Learn to type faster
You would surely like to spend more time on things you like. However, you feel that slow typing makes you loose a lot of time.
Bad typing habits are reinforced each time when you use your keyboard incorrectly (when a wrong finger clicks a given key). It makes you unable to type more quickly. Such inconspicuous wasting of time is terrible, because precious minutes accumulate in hours, days, weeks... irretrievably lost in life.
AgileFingers is a course that teaches how to type faster. It has been created by professionals, for current and future professionals. I'm the main creator of AgileFingers. As a programmer I know what it means to use the keyboard everyday, even a dozen or so hours.
Unfortunately, education systems focus on teaching handwriting rather than learning how to correctly type using the keyboard. Because no one teaches you to type properly, you get the wrong habits that you can not get rid of. Programs that aim to teach you how to type fast, mostly concentrate on the speed, not correctness. Therefore, using the wrong program, you can type faster, but incorrectly. In this case, if your work requires a lot of typing, you may have future health problems related to abnormal muscle tension in the hands and wrists. Besides, typing incorrectly is unnatural it will never lead you to achieving the speed you are able to achieve.

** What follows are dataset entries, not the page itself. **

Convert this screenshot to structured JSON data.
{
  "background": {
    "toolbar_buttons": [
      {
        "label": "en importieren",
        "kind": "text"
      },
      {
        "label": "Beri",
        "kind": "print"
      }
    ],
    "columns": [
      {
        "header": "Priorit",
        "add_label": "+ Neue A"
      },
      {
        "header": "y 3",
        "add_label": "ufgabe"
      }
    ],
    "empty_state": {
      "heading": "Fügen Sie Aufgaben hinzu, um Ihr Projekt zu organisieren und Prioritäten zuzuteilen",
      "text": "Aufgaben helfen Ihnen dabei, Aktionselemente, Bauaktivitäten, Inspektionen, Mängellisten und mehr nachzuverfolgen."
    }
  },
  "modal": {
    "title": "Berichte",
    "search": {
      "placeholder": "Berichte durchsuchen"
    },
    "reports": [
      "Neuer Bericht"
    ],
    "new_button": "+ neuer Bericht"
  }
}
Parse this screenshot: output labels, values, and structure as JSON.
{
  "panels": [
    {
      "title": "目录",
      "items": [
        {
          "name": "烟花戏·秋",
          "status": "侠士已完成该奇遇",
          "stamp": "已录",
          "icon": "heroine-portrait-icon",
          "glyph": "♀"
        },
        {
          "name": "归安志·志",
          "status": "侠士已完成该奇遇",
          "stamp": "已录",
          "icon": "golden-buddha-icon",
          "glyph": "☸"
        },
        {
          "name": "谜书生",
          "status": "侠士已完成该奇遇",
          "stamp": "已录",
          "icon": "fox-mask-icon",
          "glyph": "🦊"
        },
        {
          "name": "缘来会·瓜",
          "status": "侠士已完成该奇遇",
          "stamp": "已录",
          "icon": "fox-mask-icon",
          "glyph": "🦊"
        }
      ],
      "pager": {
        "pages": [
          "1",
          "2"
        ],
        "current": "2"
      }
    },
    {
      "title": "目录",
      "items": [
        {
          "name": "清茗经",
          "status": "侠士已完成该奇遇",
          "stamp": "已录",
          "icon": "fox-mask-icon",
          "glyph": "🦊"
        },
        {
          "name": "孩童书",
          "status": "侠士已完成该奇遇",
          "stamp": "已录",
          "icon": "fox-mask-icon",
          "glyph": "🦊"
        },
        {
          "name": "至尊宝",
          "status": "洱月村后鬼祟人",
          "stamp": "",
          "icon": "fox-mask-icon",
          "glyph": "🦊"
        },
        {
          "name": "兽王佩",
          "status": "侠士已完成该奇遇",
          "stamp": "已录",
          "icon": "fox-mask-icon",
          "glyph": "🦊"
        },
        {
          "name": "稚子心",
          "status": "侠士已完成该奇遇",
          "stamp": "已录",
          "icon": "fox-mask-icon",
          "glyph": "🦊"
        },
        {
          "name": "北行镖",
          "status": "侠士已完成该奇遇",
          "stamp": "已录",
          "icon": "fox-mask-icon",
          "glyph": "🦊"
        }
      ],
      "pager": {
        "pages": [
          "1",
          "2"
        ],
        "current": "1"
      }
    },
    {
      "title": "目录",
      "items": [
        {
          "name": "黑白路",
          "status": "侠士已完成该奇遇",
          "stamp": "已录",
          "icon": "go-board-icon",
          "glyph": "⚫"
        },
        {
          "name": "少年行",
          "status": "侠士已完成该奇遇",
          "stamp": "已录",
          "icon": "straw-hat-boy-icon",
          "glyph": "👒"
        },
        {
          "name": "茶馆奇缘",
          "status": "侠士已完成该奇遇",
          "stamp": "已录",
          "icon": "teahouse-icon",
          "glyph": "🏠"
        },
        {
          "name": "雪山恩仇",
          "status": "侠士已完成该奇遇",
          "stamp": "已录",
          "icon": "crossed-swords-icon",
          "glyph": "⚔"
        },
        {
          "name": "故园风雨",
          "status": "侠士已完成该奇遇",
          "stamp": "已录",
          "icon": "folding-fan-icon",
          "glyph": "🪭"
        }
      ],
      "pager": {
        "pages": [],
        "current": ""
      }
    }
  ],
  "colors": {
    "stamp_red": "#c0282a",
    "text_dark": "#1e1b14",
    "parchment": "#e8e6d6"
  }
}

Before I started to study computer science, I learned how to type quickly using a program installed from a CD. I practiced every day for a few minutes for a good couple of months. I did not realize how great benefit it would bring in the future.
I have been a professional programmer for many years. When I think about how much time and health I didn't loose thanks to touch typing, I am glad that I have learned to type faster in the past.
AgileFingers is a course that will help you type faster and correctly. Virtual hands show which keys you should press and which fingers should be used for that. You do not have to focus on the text, just press an appropriate keyboard key with an appropriate finger. In time your muscles will remember the correct finger movements.
The road you need to go to master fast touch typing is relatively long and generally tedious. Writing texts is not a very exciting job. AgileFingers, however, makes that such a monotonous activity can be pleasant.
I wish you persistence in learning how to type faster. By investing your time now, you will save it much in the future.